Николаев вскочил, прыгнул с бруствера вниз и, пригнувшись, побежал по траншее, но очередной близкий взрыв опять заставил капитана упасть на дно траншеи.
Комья земли падали сверху на плечи и голову, застывшего, пулеметчика, а Николаев орал, что было сил:
– Стреляй же, мать твою! Стреляй! Чего ждешь?!
Немцы, стреляя на ходу, уже бежали к полковой траншее неукротимой лавой… Они приближались стремительно, и казалось неотвратимо… Еще немного и они спрыгнули бы в окопы…
И тогда Николаев вскочил на ноги, презирая все вместе взятые осколки и пули, свистевшие вокруг, бросился к пулеметчику, и…
Услышал охрипший голос:
– Далеко еще… Пусть немного поближе подойдут!..
– Проговорил тот, не оборачиваясь, совершенно спокойным голосом.
А до вражеской цепи уже оставалось каких-то семьдесят метров!..
И Николаев не выдержал:
– Да что ж ты делаешь, твою мать? Они же сейчас тебя гранатами забросают!
Он уже готов был оттолкнуть пулеметчика в сторону, чтобы самому встать за пулемет и открыть огонь, но в это мгновение…
Пулемет взорвался, басовито зарокотав над полем боя, длинной очередью… Его ствол, сотрясаясь, выплевывал тугое, пульсирующее пламя, а стреляные гильзы веером летели в сторону…
Немецкие солдаты скопились на одном узком участке, и первая же очередь скосила их, чуть ли не половину. Они были так близко, что и спрятаться уже было негде, и поэтому были легкой добычей для «Максима»…
Немцы, падали на землю, словно нарвавшись на бегу на невидимую натянутую проволоку… Некоторые из них еще продолжали бежать вперед к окопам, но пулеметный свинец укладывал их одного за другим…
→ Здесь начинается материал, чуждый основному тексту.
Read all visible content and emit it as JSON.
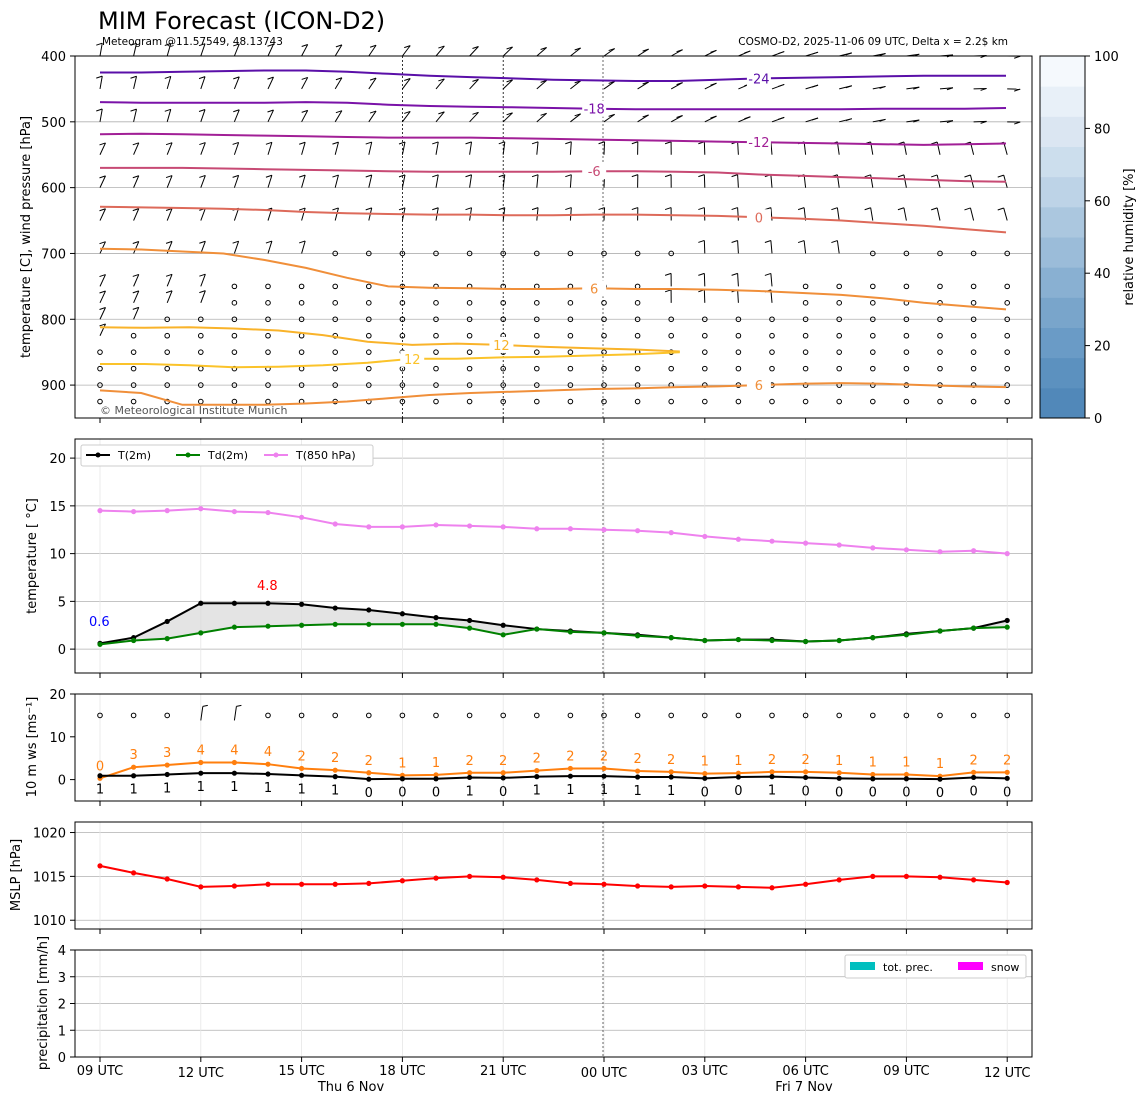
{
  "header": {
    "title": "MIM Forecast (ICON-D2)",
    "subtitle_left": "Meteogram @11.57549, 48.13743",
    "subtitle_right": "COSMO-D2, 2025-11-06 09 UTC, Delta x = 2.2$ km",
    "copyright": "© Meteorological Institute Munich"
  },
  "time_axis": {
    "tick_labels": [
      "09 UTC",
      "12 UTC",
      "15 UTC",
      "18 UTC",
      "21 UTC",
      "00 UTC",
      "03 UTC",
      "06 UTC",
      "09 UTC",
      "12 UTC"
    ],
    "day_labels": [
      "Thu 6 Nov",
      "Fri 7 Nov"
    ]
  },
  "chart_data": [
    {
      "type": "contour",
      "id": "upper_air",
      "ylabel": "temperature [C], wind pressure [hPa]",
      "ylim": [
        950,
        400
      ],
      "yticks": [
        400,
        500,
        600,
        700,
        800,
        900
      ],
      "grid": true,
      "temperature_isotherms": [
        {
          "label": "-24",
          "color": "#5a0fa8",
          "pressure": [
            425,
            425,
            424,
            423,
            422,
            422,
            424,
            427,
            430,
            432,
            434,
            436,
            437,
            438,
            438,
            436,
            434,
            433,
            432,
            431,
            430,
            430,
            430
          ]
        },
        {
          "label": "-18",
          "color": "#7a12a8",
          "pressure": [
            470,
            471,
            471,
            471,
            471,
            470,
            471,
            474,
            476,
            477,
            478,
            479,
            480,
            481,
            481,
            481,
            481,
            481,
            481,
            480,
            480,
            480,
            479
          ]
        },
        {
          "label": "-12",
          "color": "#a11f96",
          "pressure": [
            519,
            518,
            519,
            520,
            521,
            522,
            523,
            524,
            524,
            524,
            525,
            526,
            527,
            528,
            529,
            530,
            531,
            532,
            533,
            534,
            535,
            534,
            533
          ]
        },
        {
          "label": "-6",
          "color": "#c74a74",
          "pressure": [
            570,
            570,
            570,
            571,
            572,
            573,
            574,
            575,
            576,
            576,
            576,
            576,
            575,
            575,
            576,
            577,
            580,
            582,
            584,
            586,
            588,
            590,
            591
          ]
        },
        {
          "label": "0",
          "color": "#dd6a5a",
          "pressure": [
            629,
            630,
            631,
            632,
            634,
            637,
            639,
            640,
            641,
            641,
            642,
            642,
            641,
            641,
            642,
            643,
            645,
            647,
            650,
            654,
            658,
            663,
            668
          ]
        },
        {
          "label": "6",
          "color": "#f08f3a",
          "pressure": [
            693,
            694,
            697,
            700,
            710,
            722,
            737,
            750,
            752,
            753,
            754,
            754,
            753,
            754,
            754,
            755,
            757,
            760,
            763,
            768,
            775,
            780,
            785
          ]
        },
        {
          "label": "12",
          "color": "#f9b32a",
          "pressure": [
            812,
            813,
            812,
            814,
            817,
            824,
            834,
            839,
            837,
            839,
            842,
            844,
            846,
            849
          ]
        },
        {
          "label": "12",
          "color": "#fbc32a",
          "pressure": [
            868,
            868,
            870,
            873,
            872,
            870,
            866,
            860,
            860,
            858,
            857,
            855,
            853,
            850
          ]
        },
        {
          "label": "6",
          "color": "#f08f3a",
          "pressure": [
            908,
            912,
            930,
            930,
            930,
            928,
            925,
            920,
            915,
            912,
            910,
            908,
            906,
            905,
            903,
            902,
            900,
            898,
            897,
            898,
            900,
            902,
            903
          ]
        }
      ],
      "wind_pressure_levels": [
        925,
        900,
        875,
        850,
        825,
        800,
        775,
        750,
        700,
        650,
        600,
        550,
        500,
        450,
        400
      ]
    },
    {
      "type": "line",
      "id": "surface_temperature",
      "ylabel": "temperature [$^\\circ$C]",
      "ylim": [
        -2.5,
        22
      ],
      "yticks": [
        0,
        5,
        10,
        15,
        20
      ],
      "grid": true,
      "legend_placement": "top-left",
      "series": [
        {
          "name": "T(2m)",
          "color": "#000000",
          "values": [
            0.6,
            1.2,
            2.9,
            4.8,
            4.8,
            4.8,
            4.7,
            4.3,
            4.1,
            3.7,
            3.3,
            3.0,
            2.5,
            2.1,
            1.9,
            1.7,
            1.5,
            1.2,
            0.9,
            1.0,
            1.0,
            0.8,
            0.9,
            1.2,
            1.6,
            1.9,
            2.2,
            3.0
          ]
        },
        {
          "name": "Td(2m)",
          "color": "#008000",
          "values": [
            0.5,
            0.9,
            1.1,
            1.7,
            2.3,
            2.4,
            2.5,
            2.6,
            2.6,
            2.6,
            2.6,
            2.2,
            1.5,
            2.1,
            1.8,
            1.7,
            1.4,
            1.2,
            0.9,
            1.0,
            0.9,
            0.8,
            0.9,
            1.2,
            1.5,
            1.9,
            2.2,
            2.3
          ]
        },
        {
          "name": "T(850 hPa)",
          "color": "#ee82ee",
          "values": [
            14.5,
            14.4,
            14.5,
            14.7,
            14.4,
            14.3,
            13.8,
            13.1,
            12.8,
            12.8,
            13.0,
            12.9,
            12.8,
            12.6,
            12.6,
            12.5,
            12.4,
            12.2,
            11.8,
            11.5,
            11.3,
            11.1,
            10.9,
            10.6,
            10.4,
            10.2,
            10.3,
            10.0
          ]
        }
      ],
      "annotations": [
        {
          "text": "0.6",
          "color": "#0000ff"
        },
        {
          "text": "4.8",
          "color": "#ff0000"
        }
      ]
    },
    {
      "type": "line",
      "id": "wind_speed",
      "ylabel": "10 m ws [ms$^{-1}$]",
      "ylim": [
        -5,
        20
      ],
      "yticks": [
        0,
        10,
        20
      ],
      "series": [
        {
          "name": "gust",
          "color": "#ff7f0e",
          "values": [
            0,
            3,
            3,
            4,
            4,
            4,
            2,
            2,
            2,
            1,
            1,
            2,
            2,
            2,
            2,
            2,
            2,
            2,
            1,
            1,
            2,
            2,
            1,
            1,
            1,
            1,
            2,
            2
          ],
          "plotted": [
            0.3,
            2.9,
            3.4,
            4.0,
            4.0,
            3.6,
            2.6,
            2.2,
            1.6,
            1.0,
            1.1,
            1.6,
            1.6,
            2.1,
            2.6,
            2.6,
            2.0,
            1.8,
            1.4,
            1.5,
            1.8,
            1.8,
            1.6,
            1.2,
            1.2,
            0.8,
            1.7,
            1.7
          ]
        },
        {
          "name": "mean",
          "color": "#000000",
          "values": [
            1,
            1,
            1,
            1,
            1,
            1,
            1,
            1,
            0,
            0,
            0,
            1,
            0,
            1,
            1,
            1,
            1,
            1,
            0,
            0,
            1,
            0,
            0,
            0,
            0,
            0,
            0,
            0
          ],
          "plotted": [
            0.9,
            0.9,
            1.2,
            1.5,
            1.5,
            1.3,
            1.0,
            0.7,
            0.1,
            0.2,
            0.2,
            0.5,
            0.4,
            0.7,
            0.8,
            0.8,
            0.6,
            0.6,
            0.3,
            0.6,
            0.7,
            0.5,
            0.3,
            0.2,
            0.2,
            0.1,
            0.5,
            0.3
          ]
        }
      ]
    },
    {
      "type": "line",
      "id": "mslp",
      "ylabel": "MSLP [hPa]",
      "ylim": [
        1009,
        1021.2
      ],
      "yticks": [
        1010,
        1015,
        1020
      ],
      "grid": true,
      "series": [
        {
          "name": "MSLP",
          "color": "#ff0000",
          "values": [
            1016.2,
            1015.4,
            1014.7,
            1013.8,
            1013.9,
            1014.1,
            1014.1,
            1014.1,
            1014.2,
            1014.5,
            1014.8,
            1015.0,
            1014.9,
            1014.6,
            1014.2,
            1014.1,
            1013.9,
            1013.8,
            1013.9,
            1013.8,
            1013.7,
            1014.1,
            1014.6,
            1015.0,
            1015.0,
            1014.9,
            1014.6,
            1014.3
          ]
        }
      ]
    },
    {
      "type": "bar",
      "id": "precipitation",
      "ylabel": "precipitation [mm/h]",
      "ylim": [
        0,
        4
      ],
      "yticks": [
        0,
        1,
        2,
        3,
        4
      ],
      "grid": true,
      "legend_placement": "top-right",
      "series": [
        {
          "name": "tot. prec.",
          "color": "#00bfbf",
          "values": [
            0,
            0,
            0,
            0,
            0,
            0,
            0,
            0,
            0,
            0,
            0,
            0,
            0,
            0,
            0,
            0,
            0,
            0,
            0,
            0,
            0,
            0,
            0,
            0,
            0,
            0,
            0,
            0
          ]
        },
        {
          "name": "snow",
          "color": "#ff00ff",
          "values": [
            0,
            0,
            0,
            0,
            0,
            0,
            0,
            0,
            0,
            0,
            0,
            0,
            0,
            0,
            0,
            0,
            0,
            0,
            0,
            0,
            0,
            0,
            0,
            0,
            0,
            0,
            0,
            0
          ]
        }
      ]
    }
  ],
  "colorbar": {
    "label": "relative humidity [%]",
    "ticks": [
      "0",
      "20",
      "40",
      "60",
      "80",
      "100"
    ],
    "colors": [
      "#5188b9",
      "#5c91bf",
      "#6a9bc6",
      "#79a5cb",
      "#89b0d2",
      "#9bbcd9",
      "#abc7df",
      "#bdd3e7",
      "#ccdeed",
      "#dbe6f2",
      "#e8f0f8",
      "#f5f9fd"
    ]
  }
}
Николаев упал грудью на бруствер, и тоже застрочил по немцам из своего автомата:
– Огонь!!! Батальон!!! Всем огонь!!!
– Прокричал он, что было сил.
И его услышали!
Перепуганные, уцелевшие после артподготовки солдаты батальона поднялись из окопов и стали стрелять вслед убегавшим немцам…
Вдоль траншеи, сколько хватало взгляда, были видны искаженные ненавистью лица стреляющих солдат, и их рты перекошенные, в беззвучном крике… И почти каждая пуля теперь находила свою цель…
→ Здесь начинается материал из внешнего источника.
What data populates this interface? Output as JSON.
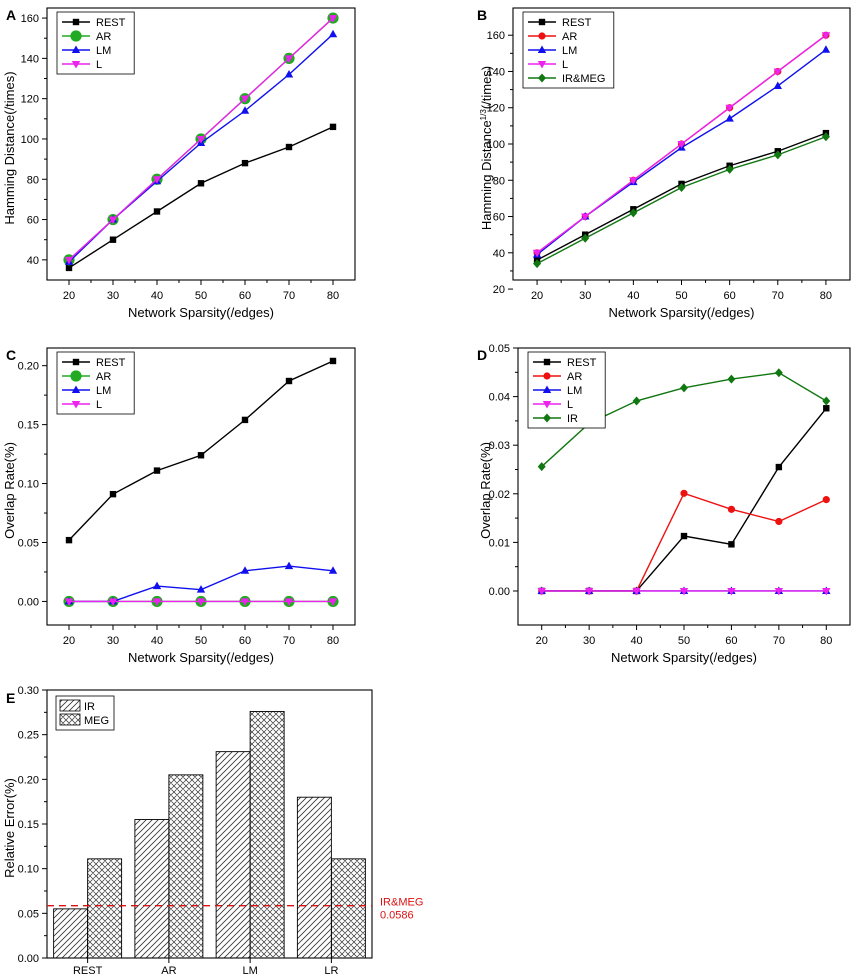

Старенький, но проверенный «Максим» сотрясался от длинных очередей… Извивалась и дергалась серая змея пулеметной ленты… Летело в сторону немцев тугое пульсирующее пламя…
Пулеметчик, словно слившись с «Максимом» в единое целое, поворачивал ствол то в одну, то в другую сторону, раз за разом находя новые жертвы…
И немцы дрогнули… И побежали… Нет, они уже не отходили отстреливаясь, а именно бежали, показывая спины и сверкающие пятки… …Николаев застыл на какой-то миг, оглядывая поле боя и результат огня пулеметчика.
Уцелевшие немцы в панике пытались отойти, бежали, переползали, пытаясь укрыться от смертоносного свинцового ливня, но пули доставали их везде…
И вдруг пулемет, внезапно смолк…
Николаев посмотрел в сторону смолкшего «Максима» и увидел, что рядом с пулеметчиком уже стреляет из автомата пожилой боец, тот, который еще минуту назад перевязывал свою раненную руку.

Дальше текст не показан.